Une partie se déroule en quatre saisons — printemps, été, automne, hiver — chacune apportant son lot de tuiles à intégrer à son village. Le système d'enchères constitue le cœur du jeu : les joueurs misent leurs ouvriers rouges, jaunes ou bleus pour remporter des tuiles, mais ces mêmes ouvriers peuvent aussi être déployés sur les tuiles adverses pour en exploiter les ressources. Cette règle crée une tension permanente, car chaque placement peut à la fois servir vos ambitions et ouvrir la voie à vos concurrents. L'hiver, saison décisive, ne voit plus arriver de nouveaux travailleurs : les joueurs y révèlent alors les tuiles de victoire qu'ils avaient secrètement conservées depuis le début de la partie, offrant une conclusion aussi stratégique que spectaculaire.

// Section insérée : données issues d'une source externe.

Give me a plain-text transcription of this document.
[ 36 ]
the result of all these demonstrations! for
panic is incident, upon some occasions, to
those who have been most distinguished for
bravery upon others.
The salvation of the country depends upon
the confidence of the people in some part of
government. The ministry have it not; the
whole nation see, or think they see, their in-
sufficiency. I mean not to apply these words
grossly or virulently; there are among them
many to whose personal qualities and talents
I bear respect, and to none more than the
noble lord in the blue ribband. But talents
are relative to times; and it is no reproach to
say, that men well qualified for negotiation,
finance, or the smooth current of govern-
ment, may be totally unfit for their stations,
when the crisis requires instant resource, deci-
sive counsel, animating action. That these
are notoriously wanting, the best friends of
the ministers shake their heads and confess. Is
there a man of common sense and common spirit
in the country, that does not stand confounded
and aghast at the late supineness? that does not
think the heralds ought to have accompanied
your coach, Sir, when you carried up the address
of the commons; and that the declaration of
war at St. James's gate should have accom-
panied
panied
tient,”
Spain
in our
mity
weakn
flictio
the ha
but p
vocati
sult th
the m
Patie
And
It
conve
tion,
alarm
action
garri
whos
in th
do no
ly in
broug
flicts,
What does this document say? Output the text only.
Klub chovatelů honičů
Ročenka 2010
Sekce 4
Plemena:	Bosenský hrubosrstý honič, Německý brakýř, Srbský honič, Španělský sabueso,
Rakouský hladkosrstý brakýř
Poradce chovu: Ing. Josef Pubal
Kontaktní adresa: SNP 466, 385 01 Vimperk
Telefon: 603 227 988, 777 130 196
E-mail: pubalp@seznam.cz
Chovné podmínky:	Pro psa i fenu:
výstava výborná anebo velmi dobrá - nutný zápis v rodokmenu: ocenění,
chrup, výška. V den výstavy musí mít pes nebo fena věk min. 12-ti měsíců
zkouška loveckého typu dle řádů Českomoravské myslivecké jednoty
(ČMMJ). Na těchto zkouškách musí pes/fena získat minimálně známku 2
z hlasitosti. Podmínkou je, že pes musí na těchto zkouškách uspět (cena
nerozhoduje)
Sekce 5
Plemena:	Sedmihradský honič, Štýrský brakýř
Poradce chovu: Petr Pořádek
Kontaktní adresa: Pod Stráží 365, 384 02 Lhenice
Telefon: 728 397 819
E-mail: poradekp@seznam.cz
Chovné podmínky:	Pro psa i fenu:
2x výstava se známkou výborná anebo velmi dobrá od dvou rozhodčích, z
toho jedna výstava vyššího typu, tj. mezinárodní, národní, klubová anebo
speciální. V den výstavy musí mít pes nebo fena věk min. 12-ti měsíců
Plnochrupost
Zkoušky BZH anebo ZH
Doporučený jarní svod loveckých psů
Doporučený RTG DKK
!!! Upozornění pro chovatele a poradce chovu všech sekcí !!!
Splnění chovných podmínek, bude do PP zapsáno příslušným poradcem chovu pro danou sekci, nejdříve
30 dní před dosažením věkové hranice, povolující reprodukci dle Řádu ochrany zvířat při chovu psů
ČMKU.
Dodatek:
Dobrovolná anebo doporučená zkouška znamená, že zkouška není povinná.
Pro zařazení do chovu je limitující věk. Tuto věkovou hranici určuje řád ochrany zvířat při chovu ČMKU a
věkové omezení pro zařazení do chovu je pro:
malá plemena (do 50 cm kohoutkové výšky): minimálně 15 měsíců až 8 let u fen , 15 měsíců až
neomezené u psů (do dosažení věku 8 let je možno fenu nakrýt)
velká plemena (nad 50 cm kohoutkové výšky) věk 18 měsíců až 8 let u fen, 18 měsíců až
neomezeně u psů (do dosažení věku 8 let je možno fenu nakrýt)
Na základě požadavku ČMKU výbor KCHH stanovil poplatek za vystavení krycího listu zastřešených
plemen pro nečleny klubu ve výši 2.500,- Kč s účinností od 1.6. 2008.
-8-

Prévu pour deux à six joueurs à partir de 12 ans, pour des parties oscillant entre 90 minutes et deux heures, Keyflower s'adresse avant tout aux joueurs experts en quête de profondeur et de renouvellement. La combinaison aléatoire des tuiles à chaque partie garantit une rejouabilité remarquable et oblige à réévaluer constamment ses priorités. L'expérience est dense, parfois impitoyable, mais toujours richement récompensée pour qui accepte d'en maîtriser les subtilités.